Bu dediğiyle gözlerim büyüdü ve "Dur, ne, geldin mi? Ne zaman, neden haber vermedin?" diye sorular sıralamaya başladım. O ise gülmeye devam edip, "Madem geldiğime göre bana olan aşkından bu akşam bodruma geleceksin, dimi dimi?'' dedi.

Tedirginlikle dudaklarımı dişledim ve ''Konuyu nasıl oraya çektin?'' diye sordum. "Görevimiz hocam!'' diye bağıran sesiyle de yüzümü buruşturdum ve ''Sessiz ol biraz, kulaklıkla konuşuyorum.'' dedim.

''Onu boş ver de, geliyorsun dimi?''

''Bilmiyorum.'' diye mırıldandım halsizce. Üstelemeye devam etti. ''Lütfen gel. Lütfen. Beni seviyorsan. Hadi, çok özledim zaten.''

''İyi ya, bir aksilik olmazsa gelirim.'' Güldü ve ''Cansın can.'' diye cırladı. Yüzümü buruşturdum ve ''Kapatıyorum şimdi, öptüm.'' dedim. Bir şey diyecek gibi oldu ama aniden telefonu yüzüne kapayınca duymadım. Demek gelmişti. Ezgi Alkan Türkiye'ye gelmişti ve bu bile başlı başına bir bela çağrısıydı.

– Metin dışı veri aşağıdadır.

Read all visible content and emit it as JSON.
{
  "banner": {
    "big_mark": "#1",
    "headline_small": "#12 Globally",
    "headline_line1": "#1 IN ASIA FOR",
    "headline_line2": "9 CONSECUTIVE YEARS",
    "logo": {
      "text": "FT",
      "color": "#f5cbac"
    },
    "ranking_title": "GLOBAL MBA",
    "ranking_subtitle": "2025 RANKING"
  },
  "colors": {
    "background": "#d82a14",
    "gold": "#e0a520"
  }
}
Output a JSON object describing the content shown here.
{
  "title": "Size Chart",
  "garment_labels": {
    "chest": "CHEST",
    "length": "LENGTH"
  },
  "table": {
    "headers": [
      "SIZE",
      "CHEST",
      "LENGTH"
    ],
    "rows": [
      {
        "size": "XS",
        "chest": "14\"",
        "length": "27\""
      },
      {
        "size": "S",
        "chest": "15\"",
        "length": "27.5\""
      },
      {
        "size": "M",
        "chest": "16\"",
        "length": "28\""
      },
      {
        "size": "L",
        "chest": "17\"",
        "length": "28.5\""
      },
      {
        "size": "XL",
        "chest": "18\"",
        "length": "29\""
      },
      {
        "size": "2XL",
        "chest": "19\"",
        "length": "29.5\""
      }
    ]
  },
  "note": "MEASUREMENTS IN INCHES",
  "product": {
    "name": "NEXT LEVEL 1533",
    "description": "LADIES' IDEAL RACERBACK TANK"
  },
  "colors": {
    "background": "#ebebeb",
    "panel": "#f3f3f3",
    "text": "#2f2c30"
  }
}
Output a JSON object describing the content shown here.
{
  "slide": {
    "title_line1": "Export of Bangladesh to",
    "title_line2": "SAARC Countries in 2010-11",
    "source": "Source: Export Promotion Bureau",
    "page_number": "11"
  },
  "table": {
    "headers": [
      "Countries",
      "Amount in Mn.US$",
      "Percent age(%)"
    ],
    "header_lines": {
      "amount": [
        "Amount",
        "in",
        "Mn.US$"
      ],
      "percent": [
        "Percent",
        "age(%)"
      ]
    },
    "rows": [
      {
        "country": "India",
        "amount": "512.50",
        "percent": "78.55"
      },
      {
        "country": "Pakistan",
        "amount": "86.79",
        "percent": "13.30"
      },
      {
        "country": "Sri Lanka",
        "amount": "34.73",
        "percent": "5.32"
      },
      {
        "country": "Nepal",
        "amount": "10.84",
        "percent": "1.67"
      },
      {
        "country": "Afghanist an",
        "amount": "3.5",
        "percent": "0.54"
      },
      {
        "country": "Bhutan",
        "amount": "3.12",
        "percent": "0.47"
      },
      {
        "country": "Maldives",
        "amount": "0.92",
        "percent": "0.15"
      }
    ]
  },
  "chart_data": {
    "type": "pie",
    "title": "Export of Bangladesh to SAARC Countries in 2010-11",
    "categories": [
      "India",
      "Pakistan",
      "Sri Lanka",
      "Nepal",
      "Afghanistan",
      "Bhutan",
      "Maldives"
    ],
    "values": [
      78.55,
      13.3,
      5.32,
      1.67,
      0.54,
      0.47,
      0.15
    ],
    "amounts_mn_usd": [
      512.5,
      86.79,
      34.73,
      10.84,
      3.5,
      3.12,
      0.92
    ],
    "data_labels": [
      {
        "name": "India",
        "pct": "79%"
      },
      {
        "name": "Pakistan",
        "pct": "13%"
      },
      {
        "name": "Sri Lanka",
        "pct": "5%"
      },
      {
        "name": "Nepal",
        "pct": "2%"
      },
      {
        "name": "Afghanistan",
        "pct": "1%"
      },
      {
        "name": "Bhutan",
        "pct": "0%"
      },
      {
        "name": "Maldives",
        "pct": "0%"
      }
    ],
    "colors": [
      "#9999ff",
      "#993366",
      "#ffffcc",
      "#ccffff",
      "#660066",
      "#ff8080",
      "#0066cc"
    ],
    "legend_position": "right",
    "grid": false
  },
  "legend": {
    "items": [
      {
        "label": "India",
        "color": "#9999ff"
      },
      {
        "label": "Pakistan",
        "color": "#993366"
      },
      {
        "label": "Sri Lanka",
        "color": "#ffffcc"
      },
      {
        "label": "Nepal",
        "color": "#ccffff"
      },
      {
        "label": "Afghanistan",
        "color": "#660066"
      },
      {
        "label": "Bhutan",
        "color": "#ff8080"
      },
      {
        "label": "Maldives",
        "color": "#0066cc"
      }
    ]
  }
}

Derin bir nefes aldım ve başımı iki yana sallayıp üstünde daha fazla düşünmemeye çalıştım. Çünkü düşündükçe batardım. Düşündükçe boğulur, bir daha su yüzüne çıkamazdım.

Kısa süren bir yürüyüşün ardından okula geldiğimde de, adımlarımı kampüs çevresindeki en sık uğradığımız kafeye yönlendirdim. İçeriye girdiğim gibi de yüzüme tanıdık bir koku çarparken, huzurla gülümsedim. Yeni çekilmiş kahvenin kokusu her yanı sarmıştı. Bakışlarımı üstünkörü tanıdık mekanda gezdirdim. Kahve alt tonlu duvarlar, lacivert koltuklar, ahşap masalar... Burayı neden bu kadar çok sevdiğimi anlamak zor değildi.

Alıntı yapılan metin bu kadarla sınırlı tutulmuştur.